Although there have been some differences in the way symptoms are recognized, the manuals do share much in common. However, the ICD is more widely used around the world than the DSM. Within Europe, psychiatrists from the western portion of the country are more likely to consider ICD standards than Eastern Europe.
The latter area has seen a need for the recognition of autism, particularly in countries such as Russian, Belarus, and Poland.
Although Poland and other Eastern European countries have increased autism awareness from the public at large, the nation has a diagnosis rate of only three out of 10,000 people.
Western Europe has a larger rate of people diagnosed with autism since there's better understanding and awareness of the disorder by the general public and medical community.
When someone receives a diagnosis, it's usually done after a series of tests that begin after a child's first six months, possibly extending to two or more years. Prescriptions aren't commonly used in its treatment. When it's misdiagnosed, treatment could be done with medication, especially in the western portions of the continent.
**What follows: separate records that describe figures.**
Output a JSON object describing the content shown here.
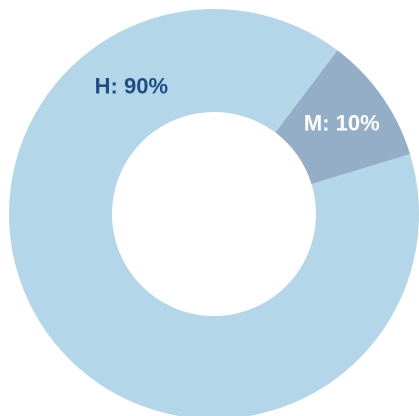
{
  "chart_data": {
    "type": "pie",
    "donut": true,
    "title": "",
    "slices": [
      {
        "label": "M: 10%",
        "category": "M",
        "value": 10,
        "color": "#94aec7",
        "text_color": "#ffffff"
      },
      {
        "label": "H: 90%",
        "category": "H",
        "value": 90,
        "color": "#b3d6e8",
        "text_color": "#1d4f84"
      }
    ],
    "start_angle_deg": 37,
    "direction": "clockwise"
  }
}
Some of the tests in a child's early period may involve MRIs and analysis of their gastrointestinal development.
Usually, characteristics are sometimes found in this area when autism is present. For older individuals, the diagnosis could be faster or slower, depending on the country and available medical services. In some areas, it's nonexistent.
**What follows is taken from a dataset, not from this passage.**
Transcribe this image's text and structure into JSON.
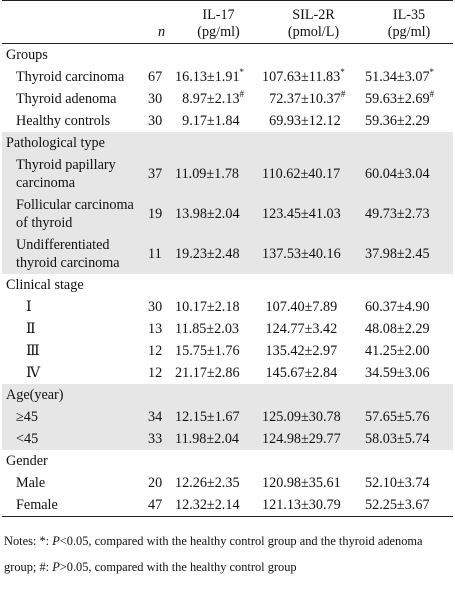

The prevalence of autism in Europe is between one and 160 people, or one in 2,000.
In the last three decades, cases of autism have increased throughout the continent. Much of this is due to several factors, with one being better awareness. Awareness has seen a significant increase among people that work in healthcare, particularly in the fields of psychology and child development.
The ICD's changes in criteria over the last ten years are also a big contributor. As a result, more children have become diagnosed with autism at earlier ages than in previous years.
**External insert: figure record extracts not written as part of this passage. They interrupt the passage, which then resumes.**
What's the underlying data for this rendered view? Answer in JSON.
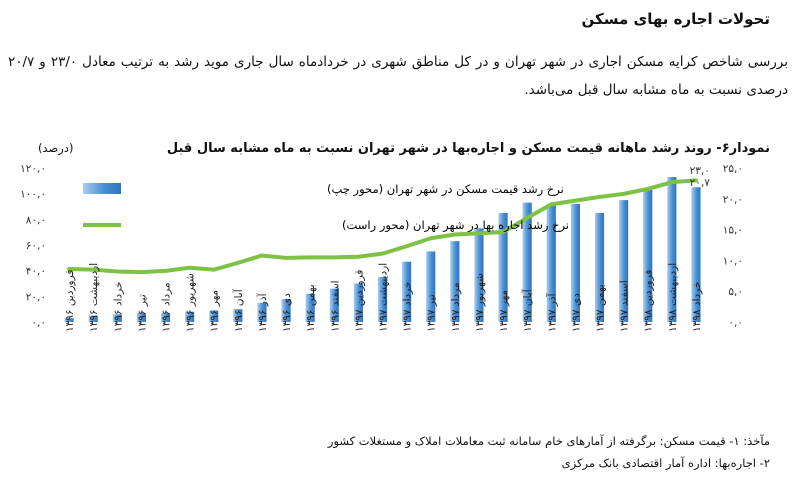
{
  "header": {
    "section_title": "تحولات اجاره بهای مسکن",
    "intro_text": "بررسی شاخص کرایه مسکن اجاری در شهر تهران و در کل مناطق شهری در خردادماه سال جاری موید رشد به ترتیب معادل ۲۳/۰ و ۲۰/۷ درصدی نسبت به ماه مشابه سال قبل می‌باشد."
  },
  "chart_data": {
    "type": "bar",
    "title": "نمودار۶- روند رشد ماهانه قیمت مسکن و اجاره‌بها در شهر تهران نسبت به ماه مشابه سال قبل",
    "left_unit": "(درصد)",
    "categories": [
      "فروردین ۱۳۹۶",
      "اردیبهشت ۱۳۹۶",
      "خرداد ۱۳۹۶",
      "تیر ۱۳۹۶",
      "مرداد ۱۳۹۶",
      "شهریور ۱۳۹۶",
      "مهر ۱۳۹۶",
      "آبان ۱۳۹۶",
      "آذر ۱۳۹۶",
      "دی ۱۳۹۶",
      "بهمن ۱۳۹۶",
      "اسفند ۱۳۹۶",
      "فروردین ۱۳۹۷",
      "اردیبهشت ۱۳۹۷",
      "خرداد ۱۳۹۷",
      "تیر ۱۳۹۷",
      "مرداد ۱۳۹۷",
      "شهریور ۱۳۹۷",
      "مهر ۱۳۹۷",
      "آبان ۱۳۹۷",
      "آذر ۱۳۹۷",
      "دی ۱۳۹۷",
      "بهمن ۱۳۹۷",
      "اسفند ۱۳۹۷",
      "فروردین ۱۳۹۸",
      "اردیبهشت ۱۳۹۸",
      "خرداد ۱۳۹۸"
    ],
    "series": [
      {
        "name": "نرخ رشد قیمت مسکن در شهر تهران (محور چپ)",
        "type": "bar",
        "axis": "left",
        "color": "#4a8fd4",
        "values": [
          3,
          5,
          6,
          7,
          7,
          8,
          9,
          10,
          15,
          18,
          22,
          26,
          30,
          35,
          47,
          55,
          63,
          73,
          85,
          93,
          92,
          92,
          85,
          95,
          103,
          113,
          105
        ]
      },
      {
        "name": "نرخ رشد اجاره بها در شهر تهران (محور راست)",
        "type": "line",
        "axis": "right",
        "color": "#7dc243",
        "values": [
          8.6,
          8.5,
          8.2,
          8.1,
          8.3,
          8.8,
          8.5,
          9.6,
          10.8,
          10.4,
          10.5,
          10.5,
          10.6,
          11.1,
          12.3,
          13.6,
          14.2,
          14.4,
          14.6,
          16.9,
          19.1,
          19.7,
          20.3,
          20.8,
          21.6,
          22.7,
          23.0
        ]
      }
    ],
    "y_left": {
      "min": 0,
      "max": 120,
      "ticks": [
        "۰,۰",
        "۲۰,۰",
        "۴۰,۰",
        "۶۰,۰",
        "۸۰,۰",
        "۱۰۰,۰",
        "۱۲۰,۰"
      ]
    },
    "y_right": {
      "min": 0,
      "max": 25,
      "ticks": [
        "۰,۰",
        "۵,۰",
        "۱۰,۰",
        "۱۵,۰",
        "۲۰,۰",
        "۲۵,۰"
      ]
    },
    "end_labels": [
      "۲۳,۰",
      "۲۰,۷"
    ],
    "legend_position": "top-left",
    "grid": false
  },
  "notes": {
    "line1": "مآخذ: ۱- قیمت مسکن: برگرفته از آمارهای خام سامانه ثبت معاملات املاک و مستغلات کشور",
    "line2": "۲- اجاره‌بها: اداره آمار اقتصادی بانک مرکزی"
  }
}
Some researchers suspect that autism prevalence among Europeans could be much higher, mainly from people going undiagnosed and a limitation of services in different countries and regions.
Numerous disparities are evident in the way diagnosis is given and treated among multiple population sets, where people in urban areas are more likely to get adequate care than someone in a small town. Recently, more recognition has been given to autism through scores of initiatives and legislation implementations to fund and treat behavioral disorders.
When looking at Europe's increasing prevalence in some areas and little in others, it shows a clear need for more effort in boosting its awareness, support, and knowledge of what autistic people need for good treatment. Still, aside from North America, Europe does have a larger body of support services for autism than much of the rest of the world.
Europe can be a good place for people with autism to live but changes in the quality of education and support services from country to country can change one's outlook on proper diagnosis and treatment.
Overall, there has been much progress throughout Europe, especially regarding individual support for autistic families. For example, early intervention programs are now more common than they were ten years ago. But there remains a discrepancy in the quality and level of support. A British child living in a predominantly urban environment will have a wider range of treatment options than another child living in the Italian countryside.
People in Europe have the following support services available for autism:
To note, the quality and presence of all service names can change vastly from country to country and region to region. Treatment availability can also change according to age group, residential location, and even gender.